Machine-learning based flow field estimation using floating sensor locations
Pith reviewed 2026-05-24 06:21 UTC · model grok-4.3
The pith
A machine learning model can estimate flow fields from floating sensor locations alone without using any fluid equations.
A machine-rendered reading of the paper's core claim, the machinery that carries it, and where it could break.
Core claim
The central claim is that a neural network can be trained solely on sensor location data to output velocity fields whose integration produces sensor trajectories matching the observations, and that these fields accurately capture the underlying flow structures in two-dimensional examples without any reference to the Navier-Stokes equations or similar governing laws.
What carries the argument
The machine learning model that generates velocity fields so the time variation of sensor motion matches the given location data.
Load-bearing premise
That a velocity field reproducing the observed sensor paths must be the true underlying flow rather than some other field consistent with those paths.
What would settle it
Run the method on a known exact flow with recorded sensor paths and check whether the output velocity field matches the true field inside the regions traversed by the sensors.
Figures
read the original abstract
Based on machine learning techniques, we propose a novel method to estimate flow fields using only floating sensor locations. This method does not require either ground-truth velocity fields or governing equations for fluid flows, which is attractive for practical applications.

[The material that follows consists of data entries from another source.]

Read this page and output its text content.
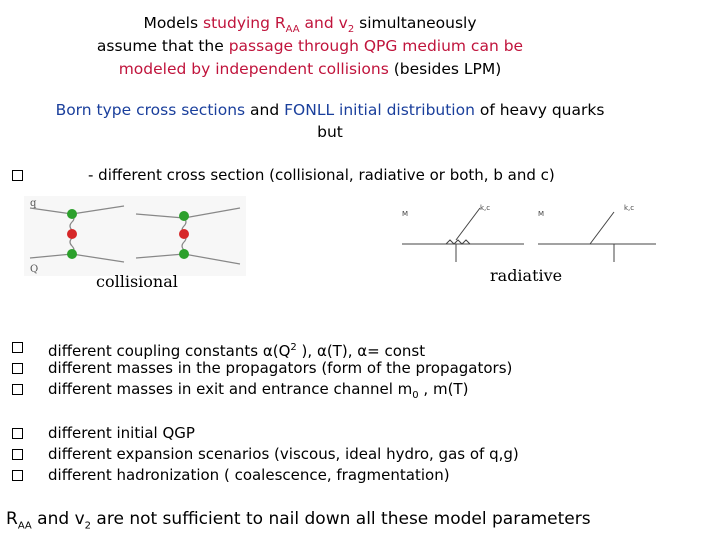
Models studying $R_{AA}$ and $v_2$ simultaneously
assume that the passage through QPG medium can be
modeled by independent collisions (besides LPM)
Born type cross sections and FONLL initial distribution of heavy quarks
but
- different cross section (collisional, radiative or both, b and c)
q
Q
collisional
M
k,c
M
k,c
radiative
different coupling constants $\alpha(Q^2$ ), α(T), α= const
different masses in the propagators (form of the propagators)
different masses in exit and entrance channel $m_0$ , m(T)
different initial QGP
different expansion scenarios (viscous, ideal hydro, gas of q,g)
different hadronization ( coalescence, fragmentation)
$R_{AA}$ and $v_2$ are not sufficient to nail down all these model parameters
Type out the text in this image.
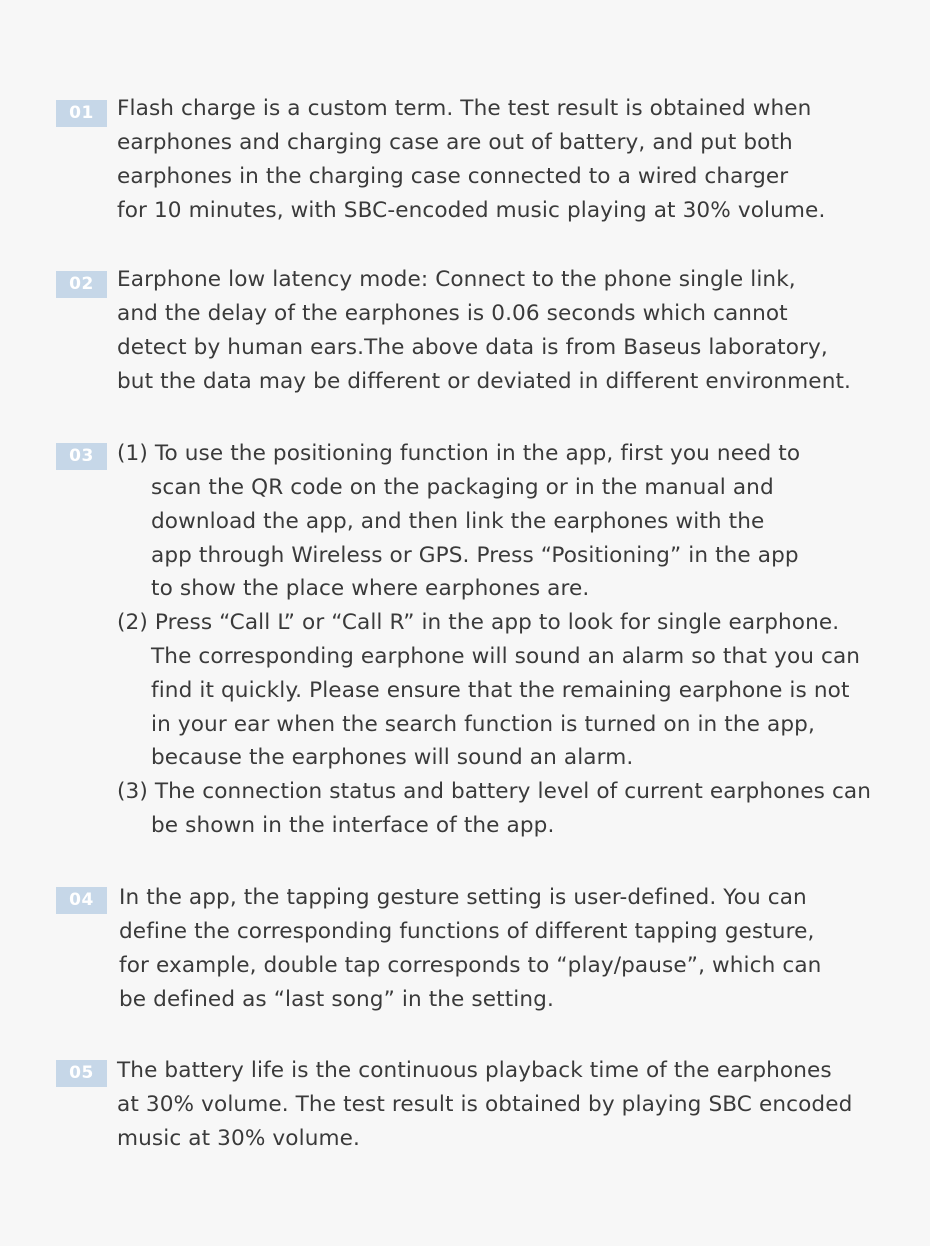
01	Flash charge is a custom term. The test result is obtained when
earphones and charging case are out of battery, and put both
earphones in the charging case connected to a wired charger
for 10 minutes, with SBC-encoded music playing at 30% volume.
02	Earphone low latency mode: Connect to the phone single link,
and the delay of the earphones is 0.06 seconds which cannot
detect by human ears.The above data is from Baseus laboratory,
but the data may be different or deviated in different environment.
03	(1) To use the positioning function in the app, first you need to
scan the QR code on the packaging or in the manual and
download the app, and then link the earphones with the
app through Wireless or GPS. Press “Positioning” in the app
to show the place where earphones are.
(2) Press “Call L” or “Call R” in the app to look for single earphone.
The corresponding earphone will sound an alarm so that you can
find it quickly. Please ensure that the remaining earphone is not
in your ear when the search function is turned on in the app,
because the earphones will sound an alarm.
(3) The connection status and battery level of current earphones can
be shown in the interface of the app.
04	In the app, the tapping gesture setting is user-defined. You can
define the corresponding functions of different tapping gesture,
for example, double tap corresponds to “play/pause”, which can
be defined as “last song” in the setting.
05	The battery life is the continuous playback time of the earphones
at 30% volume. The test result is obtained by playing SBC encoded
music at 30% volume.
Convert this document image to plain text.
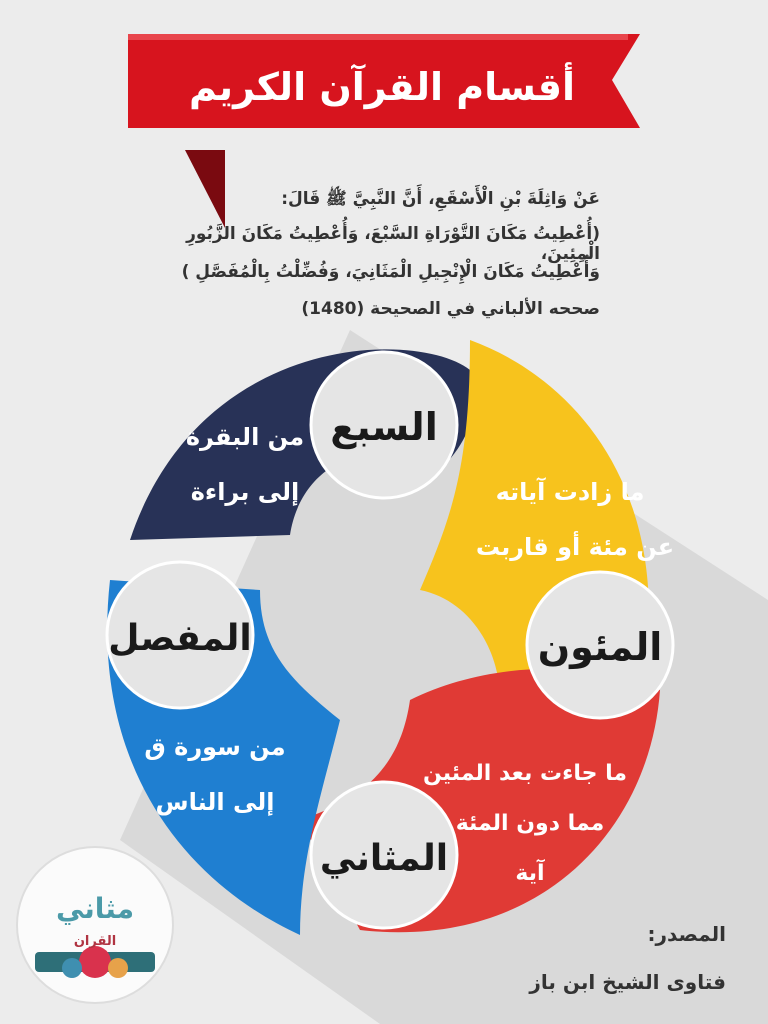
أقسام القرآن الكريم
السبع
المئون
المثاني
المفصل
من البقرة
إلى براءة	ما زادت آياته
عن مئة أو قاربت
ما جاءت بعد المئين
مما دون المئة
آية
من سورة ق
إلى الناس
مثاني
القران
عَنْ وَاثِلَةَ بْنِ الْأَسْقَعِ، أَنَّ النَّبِيَّ ﷺ قَالَ:
(أُعْطِيتُ مَكَانَ التَّوْرَاةِ السَّبْعَ، وَأُعْطِيتُ مَكَانَ الزَّبُورِ الْمِئِينَ،
وَأُعْطِيتُ مَكَانَ الْإِنْجِيلِ الْمَثَانِيَ، وَفُضِّلْتُ بِالْمُفَصَّلِ )
صححه الألباني في الصحيحة (1480)
المصدر:
فتاوى الشيخ ابن باز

The machine learning model is supposed to generate accurate velocity fields so that the time variation of sensor motion is consistent with the given data of sensor locations. To validate the method, the estimation accuracy, the dependence on the number of sensors, the time intervals for the sensor location data, and the robustness to noise are investigated using three examples of two-dimensional flows: the flow around a circular cylinder, the forced homogeneous isotropic turbulence, and the ocean currents. These investigations demonstrate the performance and practicality of this method, revealing that the accuracy can be comparable to the state-of-the-art physics-informed neural networks (PINNs)-based method even without any assumption of governing equations. Moreover, we observe that the present method can estimate the major structures, such as periodic wakes behind a cylinder, coherent structures in the forced turbulence, and stable ocean currents, with only a few sensors. We believe the present method can provide effective utilization of floating sensor observations in various fields.
Editorial analysis
A structured set of objections, weighed in public.
Referee Report
Summary. The paper proposes a machine-learning method to estimate 2D flow velocity fields solely from time series of floating sensor locations. A neural network parameterizes the velocity field v(x,t); its parameters are optimized so that numerical integration of the sensor ODEs dx_i/dt = v(x_i,t) reproduces the observed sensor trajectories. No ground-truth velocities or governing equations are used. Validation on cylinder wake, forced isotropic turbulence, and ocean currents shows that major flow structures can be recovered with few sensors and that accuracy is comparable to PINNs-based methods.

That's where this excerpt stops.